優奈も準備ができたようでコースを選び、画面がスタート地点へと移動する。
「負けませんよ」
ここでも負けず嫌いの優奈が発動する。
「俺も久々だからな。勝てるかどうか分からないなー」
スタートの合図となる音が鳴り響き、俺たちは車を走らせた。次はどこに曲がれば良いのか、矢印が表示されるのでブレーキで速さを調整しつつ走っていく。
「むぅっ」
優奈は苦戦しているようで、スタート直後だが少し距離が空いていた。どうやらダートに突っ込んで減速してしまっているらしい。

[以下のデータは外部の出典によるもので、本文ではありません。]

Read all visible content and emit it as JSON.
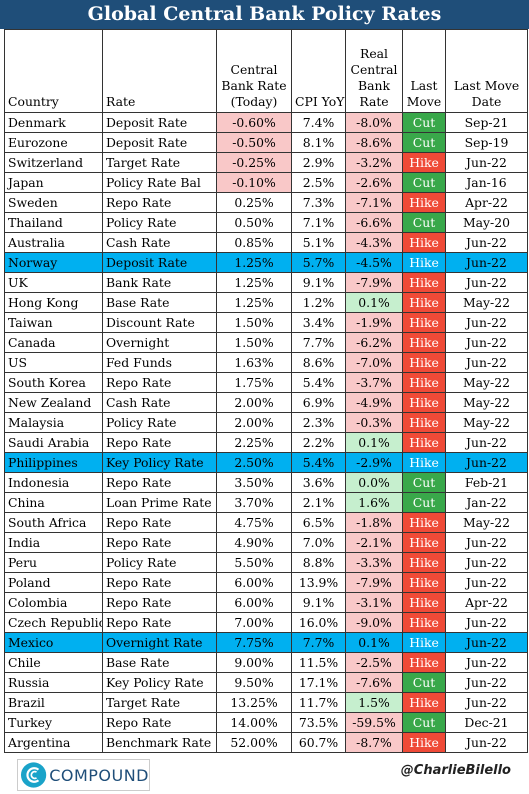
{
  "title": "Global Central Bank Policy Rates",
  "headers": [
    "Country",
    "Rate",
    "Central Bank Rate (Today)",
    "CPI YoY",
    "Real Central Bank Rate",
    "Last Move",
    "Last Move Date"
  ],
  "rows": [
    {
      "country": "Denmark",
      "rate": "Deposit Rate",
      "cb": "-0.60%",
      "cpi": "7.4%",
      "real": "-8.0%",
      "move": "Cut",
      "date": "Sep-21"
    },
    {
      "country": "Eurozone",
      "rate": "Deposit Rate",
      "cb": "-0.50%",
      "cpi": "8.1%",
      "real": "-8.6%",
      "move": "Cut",
      "date": "Sep-19"
    },
    {
      "country": "Switzerland",
      "rate": "Target Rate",
      "cb": "-0.25%",
      "cpi": "2.9%",
      "real": "-3.2%",
      "move": "Hike",
      "date": "Jun-22"
    },
    {
      "country": "Japan",
      "rate": "Policy Rate Bal",
      "cb": "-0.10%",
      "cpi": "2.5%",
      "real": "-2.6%",
      "move": "Cut",
      "date": "Jan-16"
    },
    {
      "country": "Sweden",
      "rate": "Repo Rate",
      "cb": "0.25%",
      "cpi": "7.3%",
      "real": "-7.1%",
      "move": "Hike",
      "date": "Apr-22"
    },
    {
      "country": "Thailand",
      "rate": "Policy Rate",
      "cb": "0.50%",
      "cpi": "7.1%",
      "real": "-6.6%",
      "move": "Cut",
      "date": "May-20"
    },
    {
      "country": "Australia",
      "rate": "Cash Rate",
      "cb": "0.85%",
      "cpi": "5.1%",
      "real": "-4.3%",
      "move": "Hike",
      "date": "Jun-22"
    },
    {
      "country": "Norway",
      "rate": "Deposit Rate",
      "cb": "1.25%",
      "cpi": "5.7%",
      "real": "-4.5%",
      "move": "Hike",
      "date": "Jun-22",
      "highlight": true
    },
    {
      "country": "UK",
      "rate": "Bank Rate",
      "cb": "1.25%",
      "cpi": "9.1%",
      "real": "-7.9%",
      "move": "Hike",
      "date": "Jun-22"
    },
    {
      "country": "Hong Kong",
      "rate": "Base Rate",
      "cb": "1.25%",
      "cpi": "1.2%",
      "real": "0.1%",
      "move": "Hike",
      "date": "May-22"
    },
    {
      "country": "Taiwan",
      "rate": "Discount Rate",
      "cb": "1.50%",
      "cpi": "3.4%",
      "real": "-1.9%",
      "move": "Hike",
      "date": "Jun-22"
    },
    {
      "country": "Canada",
      "rate": "Overnight",
      "cb": "1.50%",
      "cpi": "7.7%",
      "real": "-6.2%",
      "move": "Hike",
      "date": "Jun-22"
    },
    {
      "country": "US",
      "rate": "Fed Funds",
      "cb": "1.63%",
      "cpi": "8.6%",
      "real": "-7.0%",
      "move": "Hike",
      "date": "Jun-22"
    },
    {
      "country": "South Korea",
      "rate": "Repo Rate",
      "cb": "1.75%",
      "cpi": "5.4%",
      "real": "-3.7%",
      "move": "Hike",
      "date": "May-22"
    },
    {
      "country": "New Zealand",
      "rate": "Cash Rate",
      "cb": "2.00%",
      "cpi": "6.9%",
      "real": "-4.9%",
      "move": "Hike",
      "date": "May-22"
    },
    {
      "country": "Malaysia",
      "rate": "Policy Rate",
      "cb": "2.00%",
      "cpi": "2.3%",
      "real": "-0.3%",
      "move": "Hike",
      "date": "May-22"
    },
    {
      "country": "Saudi Arabia",
      "rate": "Repo Rate",
      "cb": "2.25%",
      "cpi": "2.2%",
      "real": "0.1%",
      "move": "Hike",
      "date": "Jun-22"
    },
    {
      "country": "Philippines",
      "rate": "Key Policy Rate",
      "cb": "2.50%",
      "cpi": "5.4%",
      "real": "-2.9%",
      "move": "Hike",
      "date": "Jun-22",
      "highlight": true
    },
    {
      "country": "Indonesia",
      "rate": "Repo Rate",
      "cb": "3.50%",
      "cpi": "3.6%",
      "real": "0.0%",
      "move": "Cut",
      "date": "Feb-21"
    },
    {
      "country": "China",
      "rate": "Loan Prime Rate",
      "cb": "3.70%",
      "cpi": "2.1%",
      "real": "1.6%",
      "move": "Cut",
      "date": "Jan-22"
    },
    {
      "country": "South Africa",
      "rate": "Repo Rate",
      "cb": "4.75%",
      "cpi": "6.5%",
      "real": "-1.8%",
      "move": "Hike",
      "date": "May-22"
    },
    {
      "country": "India",
      "rate": "Repo Rate",
      "cb": "4.90%",
      "cpi": "7.0%",
      "real": "-2.1%",
      "move": "Hike",
      "date": "Jun-22"
    },
    {
      "country": "Peru",
      "rate": "Policy Rate",
      "cb": "5.50%",
      "cpi": "8.8%",
      "real": "-3.3%",
      "move": "Hike",
      "date": "Jun-22"
    },
    {
      "country": "Poland",
      "rate": "Repo Rate",
      "cb": "6.00%",
      "cpi": "13.9%",
      "real": "-7.9%",
      "move": "Hike",
      "date": "Jun-22"
    },
    {
      "country": "Colombia",
      "rate": "Repo Rate",
      "cb": "6.00%",
      "cpi": "9.1%",
      "real": "-3.1%",
      "move": "Hike",
      "date": "Apr-22"
    },
    {
      "country": "Czech Republic",
      "rate": "Repo Rate",
      "cb": "7.00%",
      "cpi": "16.0%",
      "real": "-9.0%",
      "move": "Hike",
      "date": "Jun-22"
    },
    {
      "country": "Mexico",
      "rate": "Overnight Rate",
      "cb": "7.75%",
      "cpi": "7.7%",
      "real": "0.1%",
      "move": "Hike",
      "date": "Jun-22",
      "highlight": true
    },
    {
      "country": "Chile",
      "rate": "Base Rate",
      "cb": "9.00%",
      "cpi": "11.5%",
      "real": "-2.5%",
      "move": "Hike",
      "date": "Jun-22"
    },
    {
      "country": "Russia",
      "rate": "Key Policy Rate",
      "cb": "9.50%",
      "cpi": "17.1%",
      "real": "-7.6%",
      "move": "Cut",
      "date": "Jun-22"
    },
    {
      "country": "Brazil",
      "rate": "Target Rate",
      "cb": "13.25%",
      "cpi": "11.7%",
      "real": "1.5%",
      "move": "Hike",
      "date": "Jun-22"
    },
    {
      "country": "Turkey",
      "rate": "Repo Rate",
      "cb": "14.00%",
      "cpi": "73.5%",
      "real": "-59.5%",
      "move": "Cut",
      "date": "Dec-21"
    },
    {
      "country": "Argentina",
      "rate": "Benchmark Rate",
      "cb": "52.00%",
      "cpi": "60.7%",
      "real": "-8.7%",
      "move": "Hike",
      "date": "Jun-22"
    }
  ],
  "colors": {
    "title_bg": "#1f4e79",
    "highlight": "#00b0f0",
    "hike": "#ef4a37",
    "cut": "#39a84a",
    "negative": "#f9c8c8",
    "positive": "#c6efce"
  },
  "footer": {
    "logo_text": "COMPOUND",
    "logo_icon": "compound-logo-icon",
    "handle": "@CharlieBilello"
  }
}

「アクセルばっか踏んでちゃダメだぞ。ちゃんとブレーキも使って」
「分かってます」
そうは言っても気になってしまって、俺は優奈の画面を覗き込んだ。
「そうそう。スピードは落ちるけどダートでコースアウトするよりはよっぽど早いから」
「あ、良くん追い抜きました」
「えっ!?うそ!?」
自分の画面に視線を戻すと、優奈の車が何十メートルも先を走っていて、慌ててその後を追いかけた。
やっているうちに昔の感覚を取り戻してきて、あと半周というところで優奈の車の後ろにつける。最終コーナのカーブを抜ければあとは直線でゴールテープがある。そのカーブで追い抜くと決めた俺はじわじわと様子を伺って……
「あっ……」
優奈が言葉を漏らす。ハンドルを少し早く切り過ぎてしまい、バランスを崩したのだ。当然後ろに付けていた俺の車にも影響が及んで、俺の車はコースから大きく外れた。
その車がクッションとなったのか、バランスを取り戻した優奈の車はそのままゴールテープを切った。
「ま、負けた……」
俺はハンドルに額を当てて言葉を漏らす。
「もう一レースやりますか?今のは練習ということで。コツは掴みましたから」
後ろを見るも誰も待っている様子はない。
「次は止まったりなんかしないぞ」
「望むところです。返り討ちにしてあげます」
優奈はフフッと余裕の笑みで言った。
再度お金を入れて、俺たちはレースを楽しんだ。